U ne présentation efficace pour l’assemblée générale suit un enchaînement précis en cinq blocs : le besoin réel, le diagnostic technique du site, le budget détaillé avec la part individuelle et collective, un calendrier réaliste, et enfin le texte de résolution proposé au vote. Cet ordre n’est pas arbitraire : il répond aux questions dans l’ordre où l’assemblée se les pose naturellement, ce qui réduit le risque de dérive du débat.

Commencer par le besoin, pas par la technique

La première diapositive ou le premier point oral ne doit pas porter sur la marque de borne envisagée, mais sur le besoin réel : combien de copropriétaires sont déjà motorisés en véhicule électrique ou hybride rechargeable, combien envisagent de l’être dans les prochaines années, et quelles places sont concernées.
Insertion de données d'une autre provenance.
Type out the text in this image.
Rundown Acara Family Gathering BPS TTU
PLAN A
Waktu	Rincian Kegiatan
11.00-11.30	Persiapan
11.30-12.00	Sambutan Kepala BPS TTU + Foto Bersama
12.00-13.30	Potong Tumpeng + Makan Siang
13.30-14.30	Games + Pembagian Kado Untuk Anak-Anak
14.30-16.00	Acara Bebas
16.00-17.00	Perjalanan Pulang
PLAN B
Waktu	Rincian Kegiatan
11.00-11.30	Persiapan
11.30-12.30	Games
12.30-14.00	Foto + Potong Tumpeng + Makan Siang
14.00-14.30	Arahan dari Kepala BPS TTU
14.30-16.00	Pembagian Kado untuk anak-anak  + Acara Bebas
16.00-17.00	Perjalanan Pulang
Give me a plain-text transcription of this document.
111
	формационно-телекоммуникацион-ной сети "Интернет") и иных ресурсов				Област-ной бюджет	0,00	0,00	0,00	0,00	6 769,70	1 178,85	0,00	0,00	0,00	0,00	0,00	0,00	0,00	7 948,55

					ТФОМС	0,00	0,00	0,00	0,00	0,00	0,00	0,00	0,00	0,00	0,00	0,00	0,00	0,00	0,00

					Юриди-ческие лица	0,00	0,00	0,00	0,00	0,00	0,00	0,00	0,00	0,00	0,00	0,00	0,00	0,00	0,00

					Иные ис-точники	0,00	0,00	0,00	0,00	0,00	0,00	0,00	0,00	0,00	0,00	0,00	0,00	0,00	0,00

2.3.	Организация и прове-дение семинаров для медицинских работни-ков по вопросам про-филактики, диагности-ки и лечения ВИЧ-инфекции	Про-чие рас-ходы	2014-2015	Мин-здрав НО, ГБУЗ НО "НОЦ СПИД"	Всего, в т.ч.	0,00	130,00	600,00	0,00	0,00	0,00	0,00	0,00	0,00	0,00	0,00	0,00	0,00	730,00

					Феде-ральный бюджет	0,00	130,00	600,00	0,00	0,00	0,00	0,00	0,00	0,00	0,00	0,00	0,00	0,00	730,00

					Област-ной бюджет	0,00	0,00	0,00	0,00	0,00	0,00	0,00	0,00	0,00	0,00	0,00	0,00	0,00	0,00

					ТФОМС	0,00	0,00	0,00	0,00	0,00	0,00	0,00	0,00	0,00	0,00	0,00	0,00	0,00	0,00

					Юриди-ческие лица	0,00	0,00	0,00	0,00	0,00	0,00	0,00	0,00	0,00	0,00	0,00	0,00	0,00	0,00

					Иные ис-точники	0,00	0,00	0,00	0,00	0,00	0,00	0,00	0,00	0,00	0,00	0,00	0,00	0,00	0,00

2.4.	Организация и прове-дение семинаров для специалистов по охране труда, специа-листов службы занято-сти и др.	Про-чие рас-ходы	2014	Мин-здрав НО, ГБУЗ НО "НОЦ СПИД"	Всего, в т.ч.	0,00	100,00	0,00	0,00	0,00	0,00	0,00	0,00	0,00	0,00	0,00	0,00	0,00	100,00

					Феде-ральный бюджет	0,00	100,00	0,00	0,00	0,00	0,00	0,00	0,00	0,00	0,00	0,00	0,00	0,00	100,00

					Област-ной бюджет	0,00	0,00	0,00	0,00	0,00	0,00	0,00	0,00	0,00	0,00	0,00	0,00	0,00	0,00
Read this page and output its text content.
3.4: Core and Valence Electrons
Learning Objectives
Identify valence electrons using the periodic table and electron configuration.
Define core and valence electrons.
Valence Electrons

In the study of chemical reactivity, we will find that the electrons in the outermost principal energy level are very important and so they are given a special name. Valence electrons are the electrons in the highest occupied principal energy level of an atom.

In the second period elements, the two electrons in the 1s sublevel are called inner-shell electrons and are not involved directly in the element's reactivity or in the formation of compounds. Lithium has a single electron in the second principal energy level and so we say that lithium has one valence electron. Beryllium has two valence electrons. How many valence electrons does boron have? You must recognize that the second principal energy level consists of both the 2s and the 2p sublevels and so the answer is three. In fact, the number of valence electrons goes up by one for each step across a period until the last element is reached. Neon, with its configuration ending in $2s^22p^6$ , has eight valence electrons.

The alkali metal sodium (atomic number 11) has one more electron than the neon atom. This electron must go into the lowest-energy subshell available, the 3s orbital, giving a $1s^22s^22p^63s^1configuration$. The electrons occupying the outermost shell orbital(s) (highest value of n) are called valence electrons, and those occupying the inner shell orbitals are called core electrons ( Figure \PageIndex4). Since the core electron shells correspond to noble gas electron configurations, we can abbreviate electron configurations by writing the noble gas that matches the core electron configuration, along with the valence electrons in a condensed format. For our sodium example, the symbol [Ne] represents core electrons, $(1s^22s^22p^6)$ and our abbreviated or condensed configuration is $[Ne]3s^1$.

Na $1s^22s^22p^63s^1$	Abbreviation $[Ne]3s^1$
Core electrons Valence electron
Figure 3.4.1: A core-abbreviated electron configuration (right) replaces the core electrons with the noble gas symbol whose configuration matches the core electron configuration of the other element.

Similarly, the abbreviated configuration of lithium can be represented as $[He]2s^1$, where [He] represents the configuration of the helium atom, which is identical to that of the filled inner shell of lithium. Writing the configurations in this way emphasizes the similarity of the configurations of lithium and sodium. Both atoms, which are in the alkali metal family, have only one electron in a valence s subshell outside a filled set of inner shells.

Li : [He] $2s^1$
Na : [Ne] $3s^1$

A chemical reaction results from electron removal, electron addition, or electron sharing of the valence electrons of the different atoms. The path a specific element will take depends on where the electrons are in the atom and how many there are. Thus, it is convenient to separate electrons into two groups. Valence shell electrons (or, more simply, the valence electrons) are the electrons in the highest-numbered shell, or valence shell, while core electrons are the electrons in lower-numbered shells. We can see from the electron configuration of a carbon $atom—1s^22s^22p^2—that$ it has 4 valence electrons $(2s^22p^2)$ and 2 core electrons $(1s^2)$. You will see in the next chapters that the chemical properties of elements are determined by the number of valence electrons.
Cette entrée en matière évite l’objection la plus fréquente en début de séance, celle de savoir si le sujet est vraiment prioritaire pour l’immeuble.

Montrer que le site a été vérifié

Le deuxième bloc doit démontrer que la faisabilité technique n’est pas une hypothèse mais un constat vérifié : puissance disponible, état du tableau électrique, contraintes de cheminement dans le parking. Présenter les résultats d’un diagnostic technique réalisé par un installateur qualifié bornes de recharge, même sommaire, rassure l’assemblée sur le sérieux du dossier et évite les questions qui resteraient sans réponse concrète.

Séparer ce qui est individuel de ce qui est collectif

Le budget à faire voter en assemblée est le point le plus sensible de toute présentation. Il doit distinguer clairement ce qui reste à la charge individuelle de chaque copropriétaire utilisateur, et ce qui relève de l’investissement collectif pour l’infrastructure commune, comme la colonne électrique dédiée. Cette distinction désamorce l’objection des copropriétaires non utilisateurs qui craignent de payer pour un service qu’ils n’utiliseront pas, en montrant que la part collective bénéficie à l’ensemble de l’immeuble, y compris en termes de valorisation du bien.

Donner un calendrier réaliste

Un calendrier vague ou trop optimiste génère des questions qui font dévier le débat vers des détails d’exécution qui ne sont pas encore tranchés au moment du vote. Mieux vaut présenter un calendrier avec des étapes larges et des marges explicites (études, raccordement si nécessaire, travaux, mise en service) plutôt qu’une date précise qui ne pourra pas être tenue.

Finir par un texte de résolution clair

La présentation doit se conclure par le texte exact de la résolution qui sera soumise au vote, lisible et projeté ou distribué à l’assemblée. Un débat riche qui n’aboutit pas à un texte précis à voter se termine souvent par un report, faute de formulation prête. C’est ce texte, préparé en amont avec le syndic, qui transforme une présentation convaincante en décision effective.

Anticiper les objections avant qu’elles ne soient posées

Les objections les plus fréquentes portent sur le coût pour les non-utilisateurs, les nuisances pendant le chantier, et l’incertitude sur les aides. Préparer une réponse courte et factuelle à chacune, avant la séance, évite d’improviser en direct et donne à la présentation une crédibilité supplémentaire, en particulier auprès des copropriétaires les plus réticents à convaincre.

Un exemple d’enchaînement en séance

Prenons une copropriété de vingt-cinq lots où six copropriétaires ont exprimé un intérêt pour une borne. La présentation démarre par ce chiffre et la projection à trois ans si la tendance se confirme, avant même de parler de puissance ou de câblage. Vient ensuite le résultat du diagnostic technique réalisé quinze jours plus tôt : la puissance disponible permet d’alimenter huit bornes avec un système de pilotage de charge, sans travaux de raccordement supplémentaires. Le budget qui suit distingue le coût de l’infrastructure collective, à la charge de tous, du coût de chaque borne individuelle, à la charge du copropriétaire qui la demande. Le calendrier propose un démarrage des travaux dans les deux mois suivant le vote, avec une marge de quatre semaines pour les aléas de chantier. La présentation se conclut par le texte de résolution, projeté à l’écran, que les copropriétaires peuvent lire avant de voter.

Cet enchaînement, répété dans cet ordre, laisse peu de place à l’improvisation et réduit sensiblement le risque qu’une question mal anticipée fasse dérailler le vote vers un report.

Ce qu’il ne faut pas faire

Une présentation qui commence directement par le prix, sans avoir d’abord établi le besoin et la faisabilité technique, s’expose à des objections immédiates sur le montant, avant même que l’assemblée comprenne pourquoi le projet est pertinent. De la même façon, une présentation qui multiplie les détails techniques (marque de borne, protocole de communication, options de supervision) avant d’avoir validé le principe du projet perd l’attention de l’assemblée sur des points qui ne sont pas encore ceux à trancher lors du vote initial.